Servers vary greatly in how they perform in terms of energy and cooling. This is quite important for us as temperature directly interferes with power consumption. A hot CPU takes significant more energy for the same operation as a cool one. So it is important that we don’t run benchmarks right after each other to give the system time to cool down. For this we have the sleep_time_after_job parameter in the config.py where you can set how long to sleep between jobs.

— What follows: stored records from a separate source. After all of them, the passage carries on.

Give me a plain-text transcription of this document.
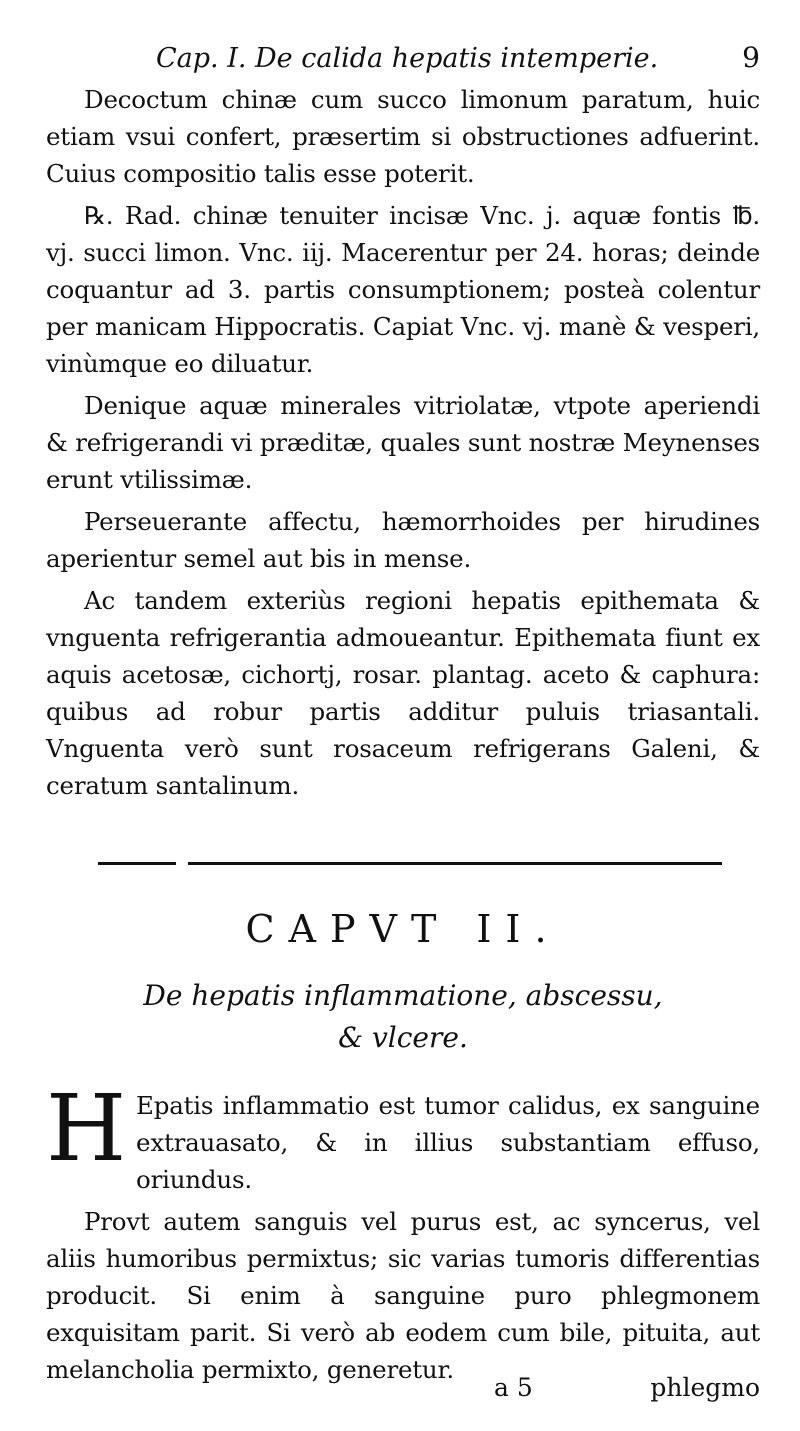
Cap. I. De calida hepatis intemperie.	9

Decoctum chinæ cum succo limonum paratum, huic etiam vsui confert, præsertim si obstructiones adfuerint. Cuius compositio talis esse poterit.

℞. Rad. chinæ tenuiter incisæ Vnc. j. aquæ fontis ℔. vj. succi limon. Vnc. iij. Macerentur per 24. horas; deinde coquantur ad 3. partis consumptionem; posteà colentur per manicam Hippocratis. Capiat Vnc. vj. manè & vesperi, vinùmque eo diluatur.

Denique aquæ minerales vitriolatæ, vtpote aperiendi & refrigerandi vi præditæ, quales sunt nostræ Meynenses erunt vtilissimæ.

Perseuerante affectu, hæmorrhoides per hirudines aperientur semel aut bis in mense.

Ac tandem exteriùs regioni hepatis epithemata & vnguenta refrigerantia admoueantur. Epithemata fiunt ex aquis acetosæ, cichortj, rosar. plantag. aceto & caphura: quibus ad robur partis additur puluis triasantali. Vnguenta verò sunt rosaceum refrigerans Galeni, & ceratum santalinum.

CAPVT II.
De hepatis inflammatione, abscessu,
& vlcere.

H Epatis inflammatio est tumor calidus, ex sanguine extrauasato, & in illius substantiam effuso, oriundus.

Provt autem sanguis vel purus est, ac syncerus, vel aliis humoribus permixtus; sic varias tumoris differentias producit. Si enim à sanguine puro phlegmonem exquisitam parit. Si verò ab eodem cum bile, pituita, aut melancholia permixto, generetur.

a 5	phlegmo
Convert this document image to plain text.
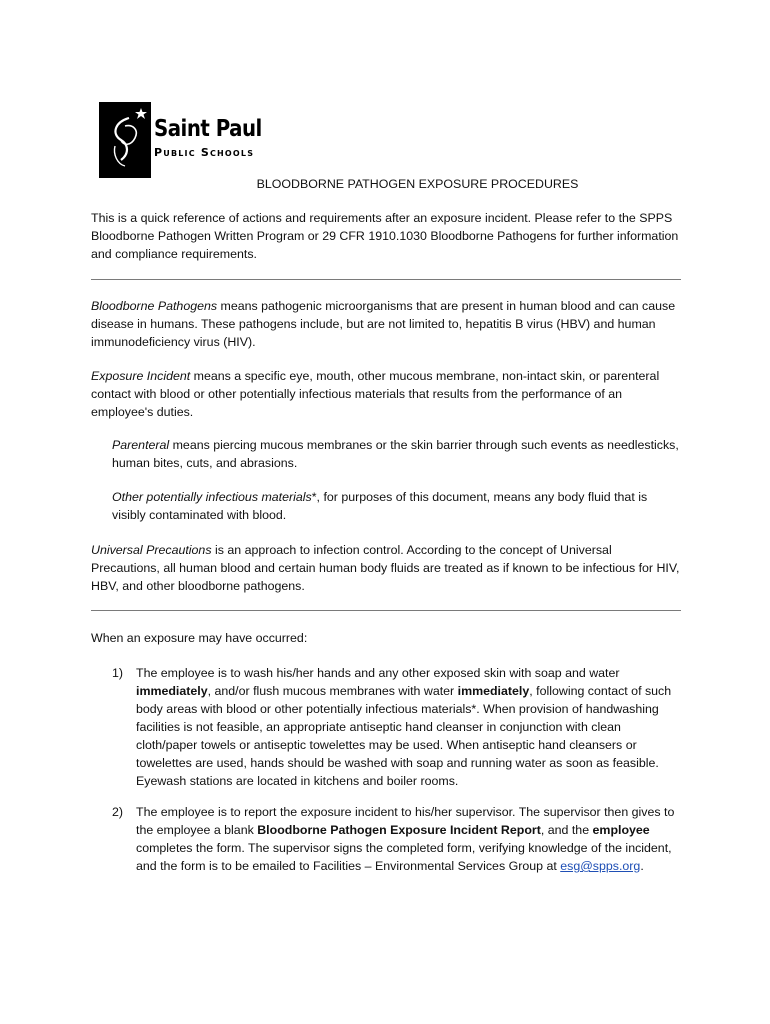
Saint Paul
Public Schools
BLOODBORNE PATHOGEN EXPOSURE PROCEDURES

This is a quick reference of actions and requirements after an exposure incident. Please refer to the SPPS Bloodborne Pathogen Written Program or 29 CFR 1910.1030 Bloodborne Pathogens for further information and compliance requirements.

Bloodborne Pathogens means pathogenic microorganisms that are present in human blood and can cause disease in humans. These pathogens include, but are not limited to, hepatitis B virus (HBV) and human immunodeficiency virus (HIV).

Exposure Incident means a specific eye, mouth, other mucous membrane, non-intact skin, or parenteral contact with blood or other potentially infectious materials that results from the performance of an employee's duties.

Parenteral means piercing mucous membranes or the skin barrier through such events as needlesticks, human bites, cuts, and abrasions.

Other potentially infectious materials*, for purposes of this document, means any body fluid that is visibly contaminated with blood.

Universal Precautions is an approach to infection control. According to the concept of Universal Precautions, all human blood and certain human body fluids are treated as if known to be infectious for HIV, HBV, and other bloodborne pathogens.

When an exposure may have occurred:
1) The employee is to wash his/her hands and any other exposed skin with soap and water immediately, and/or flush mucous membranes with water immediately, following contact of such body areas with blood or other potentially infectious materials*. When provision of handwashing facilities is not feasible, an appropriate antiseptic hand cleanser in conjunction with clean cloth/paper towels or antiseptic towelettes may be used. When antiseptic hand cleansers or towelettes are used, hands should be washed with soap and running water as soon as feasible. Eyewash stations are located in kitchens and boiler rooms.
2) The employee is to report the exposure incident to his/her supervisor. The supervisor then gives to the employee a blank Bloodborne Pathogen Exposure Incident Report, and the employee completes the form. The supervisor signs the completed form, verifying knowledge of the incident, and the form is to be emailed to Facilities – Environmental Services Group at esg@spps.org.
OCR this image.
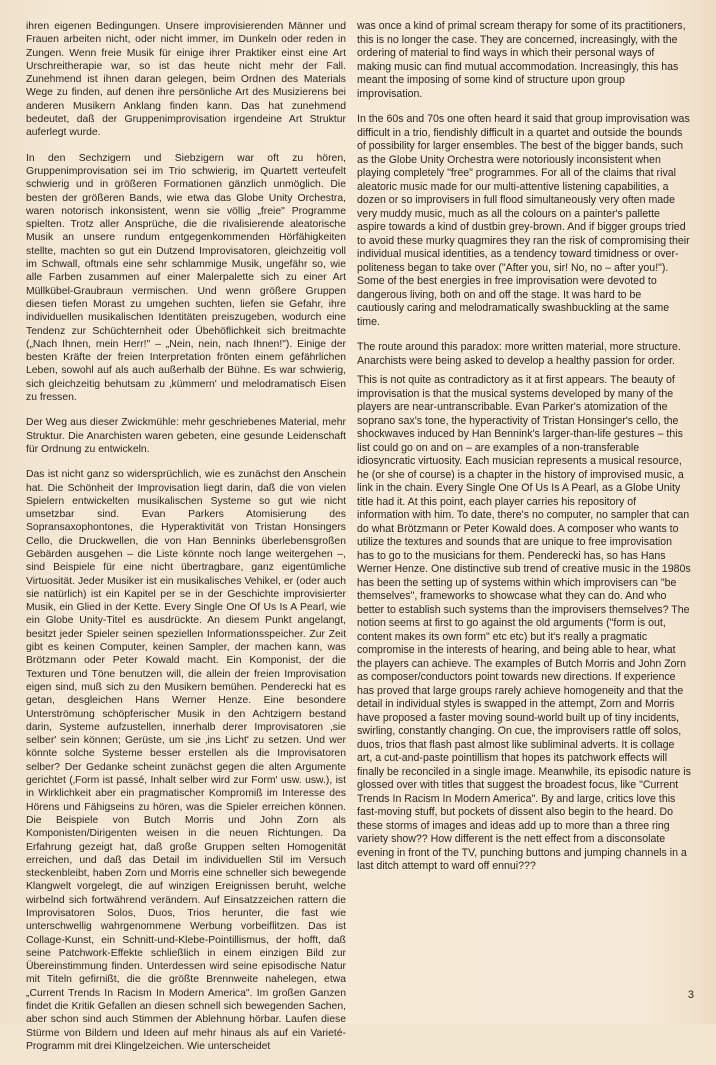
ihren eigenen Bedingungen. Unsere improvisierenden Männer und Frauen arbeiten nicht, oder nicht immer, im Dunkeln oder reden in Zungen. Wenn freie Musik für einige ihrer Praktiker einst eine Art Urschreitherapie war, so ist das heute nicht mehr der Fall. Zunehmend ist ihnen daran gelegen, beim Ordnen des Materials Wege zu finden, auf denen ihre persönliche Art des Musizierens bei anderen Musikern Anklang finden kann. Das hat zunehmend bedeutet, daß der Gruppenimprovisation irgendeine Art Struktur auferlegt wurde.

In den Sechzigern und Siebzigern war oft zu hören, Gruppenimprovisation sei im Trio schwierig, im Quartett verteufelt schwierig und in größeren Formationen gänzlich unmöglich. Die besten der größeren Bands, wie etwa das Globe Unity Orchestra, waren notorisch inkonsistent, wenn sie völlig „freie" Programme spielten. Trotz aller Ansprüche, die die rivalisierende aleatorische Musik an unsere rundum entgegenkommenden Hörfähigkeiten stellte, machten so gut ein Dutzend Improvisatoren, gleichzeitig voll im Schwall, oftmals eine sehr schlammige Musik, ungefähr so, wie alle Farben zusammen auf einer Malerpalette sich zu einer Art Müllkübel-Graubraun vermischen. Und wenn größere Gruppen diesen tiefen Morast zu umgehen suchten, liefen sie Gefahr, ihre individuellen musikalischen Identitäten preiszugeben, wodurch eine Tendenz zur Schüchternheit oder Übehöflichkeit sich breitmachte („Nach Ihnen, mein Herr!" – „Nein, nein, nach Ihnen!"). Einige der besten Kräfte der freien Interpretation frönten einem gefährlichen Leben, sowohl auf als auch außerhalb der Bühne. Es war schwierig, sich gleichzeitig behutsam zu ‚kümmern' und melodramatisch Eisen zu fressen.

Der Weg aus dieser Zwickmühle: mehr geschriebenes Material, mehr Struktur. Die Anarchisten waren gebeten, eine gesunde Leidenschaft für Ordnung zu entwickeln.

Das ist nicht ganz so widersprüchlich, wie es zunächst den Anschein hat. Die Schönheit der Improvisation liegt darin, daß die von vielen Spielern entwickelten musikalischen Systeme so gut wie nicht umsetzbar sind. Evan Parkers Atomisierung des Sopransaxophontones, die Hyperaktivität von Tristan Honsingers Cello, die Druckwellen, die von Han Benninks überlebensgroßen Gebärden ausgehen – die Liste könnte noch lange weitergehen –, sind Beispiele für eine nicht übertragbare, ganz eigentümliche Virtuosität. Jeder Musiker ist ein musikalisches Vehikel, er (oder auch sie natürlich) ist ein Kapitel per se in der Geschichte improvisierter Musik, ein Glied in der Kette. Every Single One Of Us Is A Pearl, wie ein Globe Unity-Titel es ausdrückte. An diesem Punkt angelangt, besitzt jeder Spieler seinen speziellen Informationsspeicher. Zur Zeit gibt es keinen Computer, keinen Sampler, der machen kann, was Brötzmann oder Peter Kowald macht. Ein Komponist, der die Texturen und Töne benutzen will, die allein der freien Improvisation eigen sind, muß sich zu den Musikern bemühen. Penderecki hat es getan, desgleichen Hans Werner Henze. Eine besondere Unterströmung schöpferischer Musik in den Achtzigern bestand darin, Systeme aufzustellen, innerhalb derer Improvisatoren ‚sie selber' sein können; Gerüste, um sie ‚ins Licht' zu setzen. Und wer könnte solche Systeme besser erstellen als die Improvisatoren selber? Der Gedanke scheint zunächst gegen die alten Argumente gerichtet (‚Form ist passé, Inhalt selber wird zur Form' usw. usw.), ist in Wirklichkeit aber ein pragmatischer Kompromiß im Interesse des Hörens und Fähigseins zu hören, was die Spieler erreichen können. Die Beispiele von Butch Morris und John Zorn als Komponisten/Dirigenten weisen in die neuen Richtungen. Da Erfahrung gezeigt hat, daß große Gruppen selten Homogenität erreichen, und daß das Detail im individuellen Stil im Versuch steckenbleibt, haben Zorn und Morris eine schneller sich bewegende Klangwelt vorgelegt, die auf winzigen Ereignissen beruht, welche wirbelnd sich fortwährend verändern. Auf Einsatzzeichen rattern die Improvisatoren Solos, Duos, Trios herunter, die fast wie unterschwellig wahrgenommene Werbung vorbeiflitzen. Das ist Collage-Kunst, ein Schnitt-und-Klebe-Pointillismus, der hofft, daß seine Patchwork-Effekte schließlich in einem einzigen Bild zur Übereinstimmung finden. Unterdessen wird seine episodische Natur mit Titeln gefirnißt, die die größte Brennweite nahelegen, etwa „Current Trends In Racism In Modern America". Im großen Ganzen findet die Kritik Gefallen an diesen schnell sich bewegenden Sachen, aber schon sind auch Stimmen der Ablehnung hörbar. Laufen diese Stürme von Bildern und Ideen auf mehr hinaus als auf ein Varieté-Programm mit drei Klingelzeichen. Wie unterscheidet

was once a kind of primal scream therapy for some of its practitioners, this is no longer the case. They are concerned, increasingly, with the ordering of material to find ways in which their personal ways of making music can find mutual accommodation. Increasingly, this has meant the imposing of some kind of structure upon group improvisation.

In the 60s and 70s one often heard it said that group improvisation was difficult in a trio, fiendishly difficult in a quartet and outside the bounds of possibility for larger ensembles. The best of the bigger bands, such as the Globe Unity Orchestra were notoriously inconsistent when playing completely "free" programmes. For all of the claims that rival aleatoric music made for our multi-attentive listening capabilities, a dozen or so improvisers in full flood simultaneously very often made very muddy music, much as all the colours on a painter's pallette aspire towards a kind of dustbin grey-brown. And if bigger groups tried to avoid these murky quagmires they ran the risk of compromising their individual musical identities, as a tendency toward timidness or over-politeness began to take over ("After you, sir! No, no – after you!"). Some of the best energies in free improvisation were devoted to dangerous living, both on and off the stage. It was hard to be cautiously caring and melodramatically swashbuckling at the same time.

The route around this paradox: more written material, more structure. Anarchists were being asked to develop a healthy passion for order.

This is not quite as contradictory as it at first appears. The beauty of improvisation is that the musical systems developed by many of the players are near-untranscribable. Evan Parker's atomization of the soprano sax's tone, the hyperactivity of Tristan Honsinger's cello, the shockwaves induced by Han Bennink's larger-than-life gestures – this list could go on and on – are examples of a non-transferable idiosyncratic virtuosity. Each musician represents a musical resource, he (or she of course) is a chapter in the history of improvised music, a link in the chain. Every Single One Of Us Is A Pearl, as a Globe Unity title had it. At this point, each player carries his repository of information with him. To date, there's no computer, no sampler that can do what Brötzmann or Peter Kowald does. A composer who wants to utilize the textures and sounds that are unique to free improvisation has to go to the musicians for them. Penderecki has, so has Hans Werner Henze. One distinctive sub trend of creative music in the 1980s has been the setting up of systems within which improvisers can "be themselves", frameworks to showcase what they can do. And who better to establish such systems than the improvisers themselves? The notion seems at first to go against the old arguments ("form is out, content makes its own form" etc etc) but it's really a pragmatic compromise in the interests of hearing, and being able to hear, what the players can achieve. The examples of Butch Morris and John Zorn as composer/conductors point towards new directions. If experience has proved that large groups rarely achieve homogeneity and that the detail in individual styles is swapped in the attempt, Zorn and Morris have proposed a faster moving sound-world built up of tiny incidents, swirling, constantly changing. On cue, the improvisers rattle off solos, duos, trios that flash past almost like subliminal adverts. It is collage art, a cut-and-paste pointillism that hopes its patchwork effects will finally be reconciled in a single image. Meanwhile, its episodic nature is glossed over with titles that suggest the broadest focus, like "Current Trends In Racism In Modern America". By and large, critics love this fast-moving stuff, but pockets of dissent also begin to the heard. Do these storms of images and ideas add up to more than a three ring variety show?? How different is the nett effect from a disconsolate evening in front of the TV, punching buttons and jumping channels in a last ditch attempt to ward off ennui???

3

To find out this value we have a script tools/calibrate.py in the Green Metrics Tool repo. On the system that you want to run your benchmarks on you can execute this script to get the cool down period. The script is called with python3 calibrate.py

You can then either get the script to set the correct value for you or set it yourself.

Parameters:

  • --dev: Enable development mode with reduced timing.
  • --write-config: Skips the config write dialog and just writes it.
  • --idle-time: The seconds the system should wait in idle mode. Defaults to 5 minutes
  • --stress-time: The seconds the system should stress the system. Defaults to 2 minutes
  • --cooldown-time: The seconds the system should wait to be back to normal temperature. Defaults to 5 minutes
  • --provider-interval: The interval in milliseconds for the providers . Defaults to 5000
  • --stress-command: The command to stress the system with. Defaults to stress-ng
  • --log-level: Logging level (debug, info, warning, error, critical)
  • --output-file: Path to the output log file.

Return codes

If the program exits because of an error you can use the return code to see why:

  1. no psu and temp provider configured
  2. stress command failed
  3. temperature never falls below mean
  4. outliers in idle measurement

Output

Important values that are extracted:

[INFO] -  Cool down time is 4 seconds
[DEBUG] - Power mean is {'Package_0': 3224.3333333333335}
[DEBUG] - Temperature means are {'acpitz-acpi-0_temp1': 5433.333333333333, 'coretemp-isa-0000_Package-id-0': 5400.0}

Please remember that we multiply the values with 100 to avoid integers in the database

Future work

For now this is only relevant for temperature cool downs. We already collect energy data so that in the future we can use this to check if the system is currently running idle when starting the GMT. Also we can use the tool to benchmark new metric providers and see how much overhead they create.